Paolo Mauro est directeur adjoint du département des finances publiques du FMI. Il a précédemment occupé divers postes de responsabilité au sein du département Afrique, du département des finances publiques et du département des études du FMI. De 2014 à 2016, il était chercheur principal au Peterson Institute for International Economics et professeur invité à la Carey Business School de l’université Johns Hopkins. Ses articles ont été publiés dans des revues telles que le Quarterly Journal of Economics, le Journal of Monetary Economics et le Journal of Public Economics ; ils ont été largement cités dans des travaux académiques et par des organes de presse de renom.
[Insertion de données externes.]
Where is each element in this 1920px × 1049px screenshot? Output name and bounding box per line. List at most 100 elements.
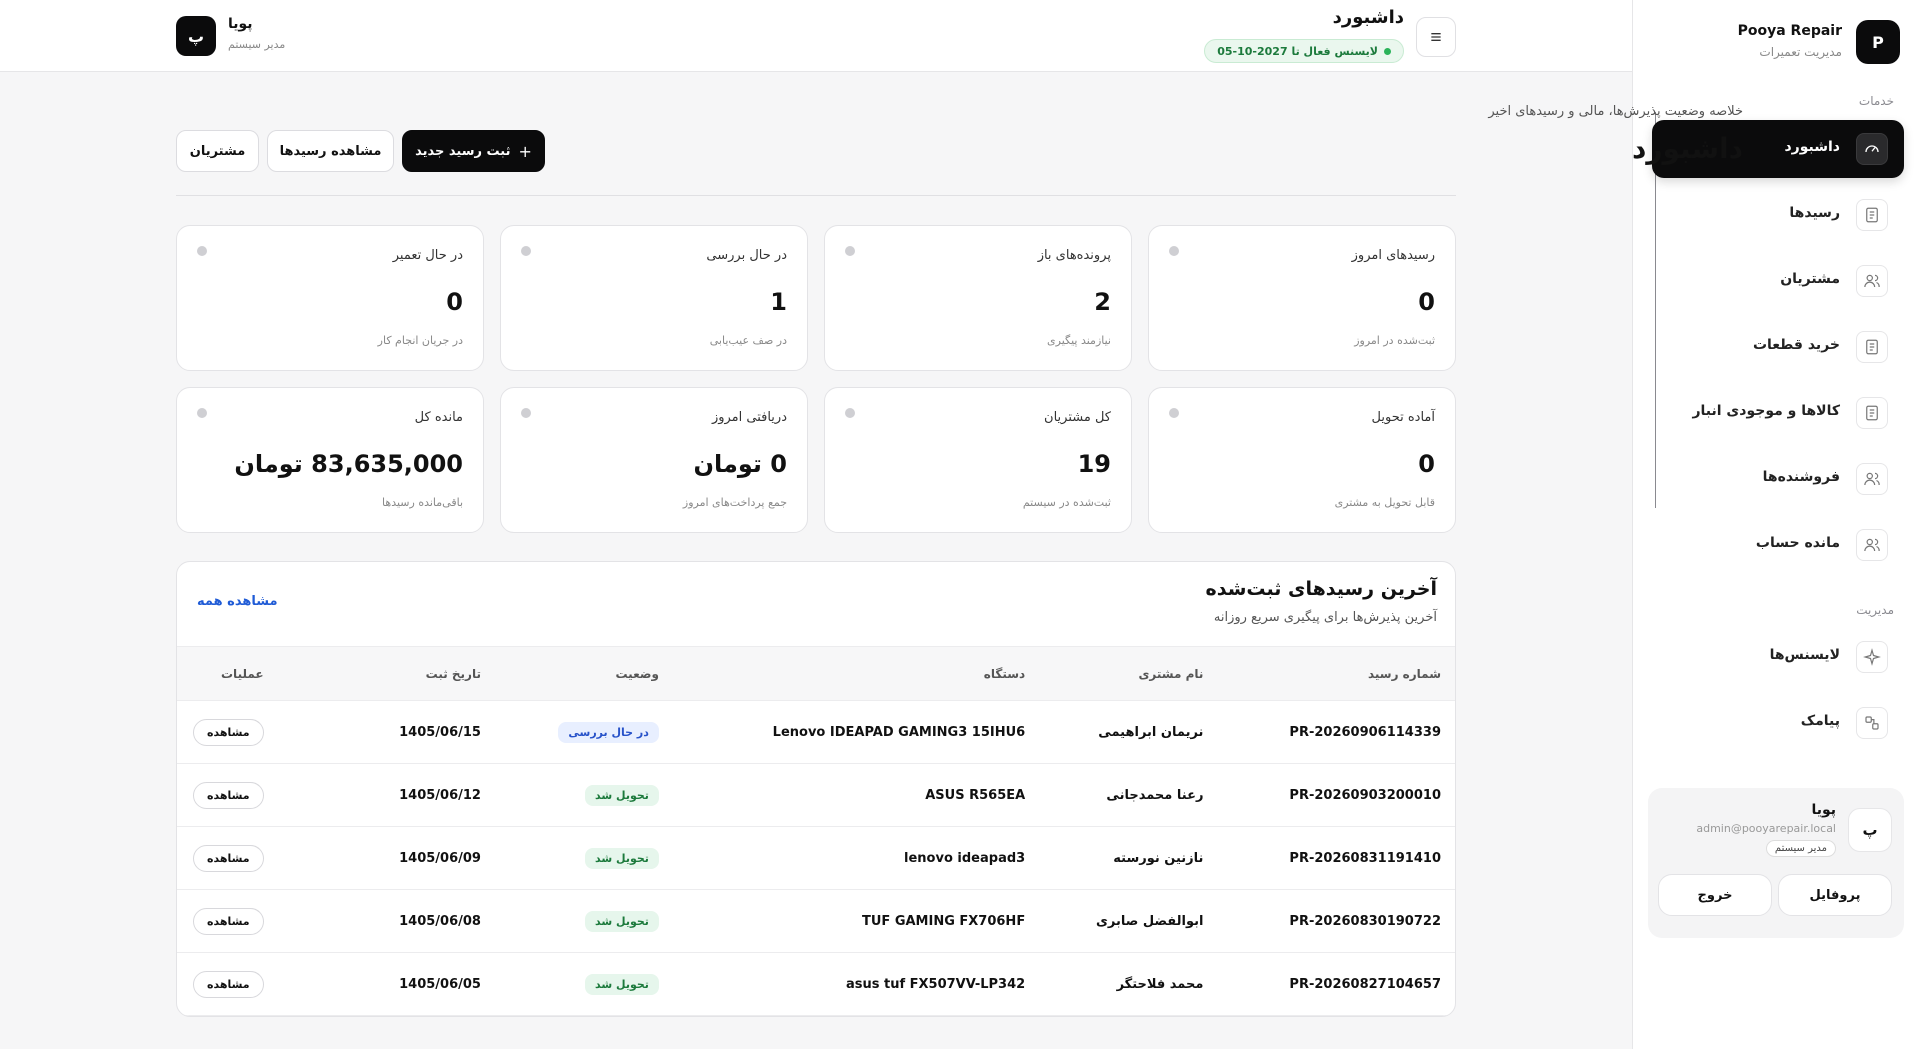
view-all-link[interactable]: مشاهده همه [197,594,278,609]
stat-card-ready-delivery: آماده تحویل 0 قابل تحویل به مشتری [1148,387,1456,533]
stat-label: در حال بررسی [706,248,787,263]
device-name: asus tuf FX507VV-LP342 [845,976,1026,992]
customer-name: محمد فلاحتگر [1116,976,1204,992]
stat-label: دریافتی امروز [711,410,787,425]
status-badge: تحویل شد [585,973,659,995]
table-row: PR-20260903200010 رعنا محمدجانی ASUS R56… [177,764,1455,827]
status-dot-icon [197,408,207,418]
view-button[interactable]: مشاهده [193,907,264,935]
brand-name: Pooya Repair [1737,23,1842,39]
stat-value: 2 [1094,288,1111,316]
stat-value: 0 [446,288,463,316]
stat-hint: نیازمند پیگیری [1047,334,1111,347]
stat-hint: قابل تحویل به مشتری [1334,496,1435,509]
receipt-number: PR-20260831191410 [1289,850,1441,866]
stat-card-today-receipts: رسیدهای امروز 0 ثبت‌شده در امروز [1148,225,1456,371]
customer-name: رعنا محمدجانی [1106,787,1204,803]
sidebar-item-sellers[interactable]: فروشنده‌ها [1652,450,1904,508]
table-row: PR-20260831191410 نازنین نورسته lenovo i… [177,827,1455,890]
status-dot-icon [1169,408,1179,418]
status-dot-icon [197,246,207,256]
stat-card-open-cases: پرونده‌های باز 2 نیازمند پیگیری [824,225,1132,371]
topbar-user-name: پویا [228,16,253,32]
sidebar-item-receipts[interactable]: رسیدها [1652,186,1904,244]
view-button[interactable]: مشاهده [193,844,264,872]
view-button[interactable]: مشاهده [193,970,264,998]
sidebar-item-label: پیامک [1800,713,1840,729]
stat-label: رسیدهای امروز [1351,248,1435,263]
stat-hint: در صف عیب‌یابی [709,334,787,347]
sidebar-item-label: داشبورد [1784,139,1841,155]
date-cell: 1405/06/08 [399,913,481,929]
sidebar-item-label: مانده حساب [1755,535,1840,551]
sidebar-item-label: فروشنده‌ها [1762,469,1840,485]
customers-button[interactable]: مشتریان [176,130,259,172]
view-receipts-button[interactable]: مشاهده رسیدها [267,130,394,172]
topbar: داشبورد لایسنس فعال تا 2027-10-05 پ پویا… [0,0,1632,72]
receipt-number: PR-20260830190722 [1289,913,1441,929]
user-avatar: پ [1848,808,1892,852]
device-name: lenovo ideapad3 [904,850,1026,866]
sidebar-item-balance[interactable]: مانده حساب [1652,516,1904,574]
brand-subtitle: مدیریت تعمیرات [1759,45,1842,59]
status-badge: تحویل شد [585,910,659,932]
sidebar-item-sms[interactable]: پیامک [1652,694,1904,752]
actions-cell: مشاهده [177,890,324,953]
stat-hint: باقی‌مانده رسیدها [382,496,463,509]
profile-button[interactable]: پروفایل [1778,874,1892,916]
customer-name: نریمان ابراهیمی [1098,724,1204,740]
sidebar-item-customers[interactable]: مشتریان [1652,252,1904,310]
sidebar-item-label: لایسنس‌ها [1769,647,1840,663]
status-dot-icon [521,408,531,418]
status-badge: تحویل شد [585,784,659,806]
stat-value: 19 [1077,450,1111,478]
user-name: پویا [1811,802,1836,818]
share-icon [1856,707,1888,739]
stat-value: 1 [770,288,787,316]
status-cell: در حال بررسی [497,701,675,764]
license-text: لایسنس فعال تا 2027-10-05 [1217,44,1378,58]
stat-label: در حال تعمیر [392,248,463,263]
column-header: عملیات [177,646,324,701]
view-button[interactable]: مشاهده [193,781,264,809]
stat-card-today-received: دریافتی امروز 0 تومان جمع پرداخت‌های امر… [500,387,808,533]
date-cell: 1405/06/09 [399,850,481,866]
stat-value: 0 تومان [693,450,787,478]
receipts-table: شماره رسید نام مشتری دستگاه وضعیت تاریخ … [177,646,1455,1016]
divider [176,195,1456,196]
status-dot-icon [1169,246,1179,256]
column-header: وضعیت [496,646,675,701]
sidebar-item-inventory[interactable]: کالاها و موجودی انبار [1652,384,1904,442]
new-receipt-label: ثبت رسید جدید [415,143,511,159]
sidebar-item-licenses[interactable]: لایسنس‌ها [1652,628,1904,686]
table-row: PR-20260830190722 ابوالفضل صابری TUF GAM… [177,890,1455,953]
date-cell: 1405/06/15 [399,724,481,740]
new-receipt-button[interactable]: + ثبت رسید جدید [402,130,545,172]
gauge-icon [1856,133,1888,165]
status-dot-icon [1384,47,1391,55]
logout-button[interactable]: خروج [1658,874,1772,916]
date-cell: 1405/06/05 [399,976,481,992]
sidebar-item-parts-purchase[interactable]: خرید قطعات [1652,318,1904,376]
view-button[interactable]: مشاهده [193,718,264,746]
page-subtitle: خلاصه وضعیت پذیرش‌ها، مالی و رسیدهای اخی… [1488,104,1743,119]
column-header: دستگاه [674,646,1042,701]
document-icon [1856,199,1888,231]
recent-receipts-card: آخرین رسیدهای ثبت‌شده آخرین پذیرش‌ها برا… [176,561,1456,1017]
menu-toggle-button[interactable] [1416,17,1456,57]
hamburger-icon [1431,33,1441,41]
sidebar-item-label: مشتریان [1780,271,1840,287]
status-cell: تحویل شد [497,827,675,890]
status-badge: در حال بررسی [558,721,659,743]
user-card: پ پویا admin@pooyarepair.local مدیر سیست… [1648,788,1904,938]
stat-label: مانده کل [414,410,463,425]
device-name: TUF GAMING FX706HF [861,913,1026,929]
stat-value: 0 [1418,288,1435,316]
receipt-number: PR-20260906114339 [1289,724,1441,740]
stat-value: 83,635,000 تومان [234,450,463,478]
device-name: ASUS R565EA [925,787,1026,803]
recent-receipts-title: آخرین رسیدهای ثبت‌شده [1205,578,1437,600]
actions-cell: مشاهده [177,764,324,827]
section-title-management: مدیریت [1856,603,1894,617]
stat-label: آماده تحویل [1371,410,1435,425]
Il est co-auteur de trois ouvrages, à savoir World on the Move : Consumption Patterns in a More Equal Global Economy, Emerging Markets and Financial Globalization et Chipping Away at Public Debt.
Catherine Pattillo est directrice adjointe du département des finances publiques et chef de la division de la politique et de la surveillance des finances publiques, chargée du Moniteur des finances publiques. Ses travaux portent sur les questions macrobudgétaires. Après avoir occupé un poste à l’université d’Oxford, elle a travaillé au département des études du FMI et sur des pays d’Afrique et des Caraïbes, ainsi qu’au département de la stratégie, des politiques et de l'évaluation, où elle a consacré ses travaux aux pays à faible revenu et à des problématiques nouvelles, telles que l’égalité hommes-femmes, les inégalités et le changement climatique. Elle a publié de nombreuses études dans ces domaines.
Ian Parry est expert principal en politique budgétaire et environnementale au sein du département des finances publiques du FMI. Ses domaines de spécialité sont l’analyse budgétaire du changement climatique, l’environnement et les questions liées à l’énergie. Avant de rejoindre le FMI en 2010, M. Parry était titulaire de la chaire Allen V. Kneese d’économie de l’environnement au sein de l’institut de recherche Resources for the Future.